You can train almost any deep learning model using the Determined Training APIs. The Training API guides describe how to take your existing model code and train your model in Determined. Each API guide contains a link to its corresponding API reference.

Core API

The Core API is a low-level, flexible API that lets you train models in any deep learning framework. With the Core API, you can plug in your existing training code. You’ll then use an experiment configuration to tell Determined how to train the model - e.g., multi-GPU, hyperparameter search, etc.

High-Level APIs

The Trial APIs offer higher-level integrations with popular deep learning frameworks. With the Trial APIs, you first convert your existing training code by subclassing a Trial class and implementing methods that define each component of training - e.g., model architecture, data loader, optimizer, learning rate scheduler, callbacks, etc. This is called the Trial definition. With the code structured in this way, Determined is able to run the training loop and provide advanced training and model management capabilities.

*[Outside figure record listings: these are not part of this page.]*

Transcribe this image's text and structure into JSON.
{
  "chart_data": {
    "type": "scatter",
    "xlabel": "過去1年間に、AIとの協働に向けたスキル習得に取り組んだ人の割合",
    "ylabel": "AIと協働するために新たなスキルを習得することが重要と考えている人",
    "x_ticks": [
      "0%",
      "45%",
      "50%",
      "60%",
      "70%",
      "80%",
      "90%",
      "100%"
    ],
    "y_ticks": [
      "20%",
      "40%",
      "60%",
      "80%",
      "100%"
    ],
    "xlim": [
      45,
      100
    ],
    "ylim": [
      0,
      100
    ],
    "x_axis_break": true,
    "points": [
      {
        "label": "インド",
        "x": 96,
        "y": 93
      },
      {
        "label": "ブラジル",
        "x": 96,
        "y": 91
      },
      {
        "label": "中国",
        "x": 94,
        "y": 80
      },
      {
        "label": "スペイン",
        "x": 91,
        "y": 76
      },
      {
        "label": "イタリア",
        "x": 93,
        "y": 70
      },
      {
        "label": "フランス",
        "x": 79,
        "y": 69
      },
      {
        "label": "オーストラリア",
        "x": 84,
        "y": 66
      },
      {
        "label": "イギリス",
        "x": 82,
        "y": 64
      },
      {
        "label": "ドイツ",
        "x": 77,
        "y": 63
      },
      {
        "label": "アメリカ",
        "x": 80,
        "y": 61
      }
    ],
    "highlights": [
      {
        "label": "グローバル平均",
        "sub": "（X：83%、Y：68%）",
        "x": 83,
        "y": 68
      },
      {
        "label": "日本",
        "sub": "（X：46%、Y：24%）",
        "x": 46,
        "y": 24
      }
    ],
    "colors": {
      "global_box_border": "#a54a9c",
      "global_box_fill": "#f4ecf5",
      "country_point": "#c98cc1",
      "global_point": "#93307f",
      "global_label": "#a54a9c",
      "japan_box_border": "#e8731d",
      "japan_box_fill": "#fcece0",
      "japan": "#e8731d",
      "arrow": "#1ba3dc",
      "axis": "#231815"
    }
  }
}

Once you have converted your code, you can use an experiment configuration to tell Determined how to train the model - e.g., multi-GPU, hyperparameter search, etc.

Looking for a Basic Tutorial?

If you’d like to review how to implement the Determined APIs on simple models, visit our Tutorials.

Prefer to use an Example Model?

If you’d like to build off of an existing model that already runs on Determined, visit our examples to see if the model you’d like to train is already available.

TensorFlow Support

TensorFlow Core Models

Determined has support for TensorFlow models that use the Keras or Estimator APIs. For models that use the low-level TensorFlow Core APIs, we recommend wrapping your model in Keras, as recommended by the official TensorFlow documentation.

TensorFlow 1 vs 2

Determined supports both TensorFlow 1 and 2. The version of TensorFlow that is used for a particular experiment is controlled by the container image that has been configured for that experiment. Determined provides prebuilt Docker images that include TensorFlow 2.8, 1.15, and 2.7, respectively:

  • determinedai/environments:cuda-11.3-pytorch-1.12-tf-2.8-gpu-0.21.0 (default)

  • determinedai/environments:cuda-10.2-pytorch-1.7-tf-1.15-gpu-0.21.0

  • determinedai/environments:cuda-11.2-tf-2.7-gpu-0.21.0

We also provide lightweight CPU-only counterparts:

  • determinedai/environments:py-3.8-pytorch-1.12-tf-2.8-cpu-0.21.0

  • determinedai/environments:py-3.7-pytorch-1.7-tf-1.15-cpu-0.21.0

  • determinedai/environments:py-3.8-tf-2.7-cpu-0.21.0

To change the container image used for an experiment, specify environment.image in the experiment configuration file. Please see Container Images for more details about configuring training environments and a more complete list of prebuilt Docker images.

AMD ROCm Support

Determined has experimental support for ROCm. Determined provides a prebuilt Docker image that includes ROCm 4.2, PyTorch 1.9 and Tensorflow 2.5:

  • determinedai/environments:rocm-5.0-pytorch-1.10-tf-2.7-rocm-0.21.0

Known limitations:

  • Only agent-based deployments are available; Kubernetes is not yet supported.

  • GPU profiling is not yet supported.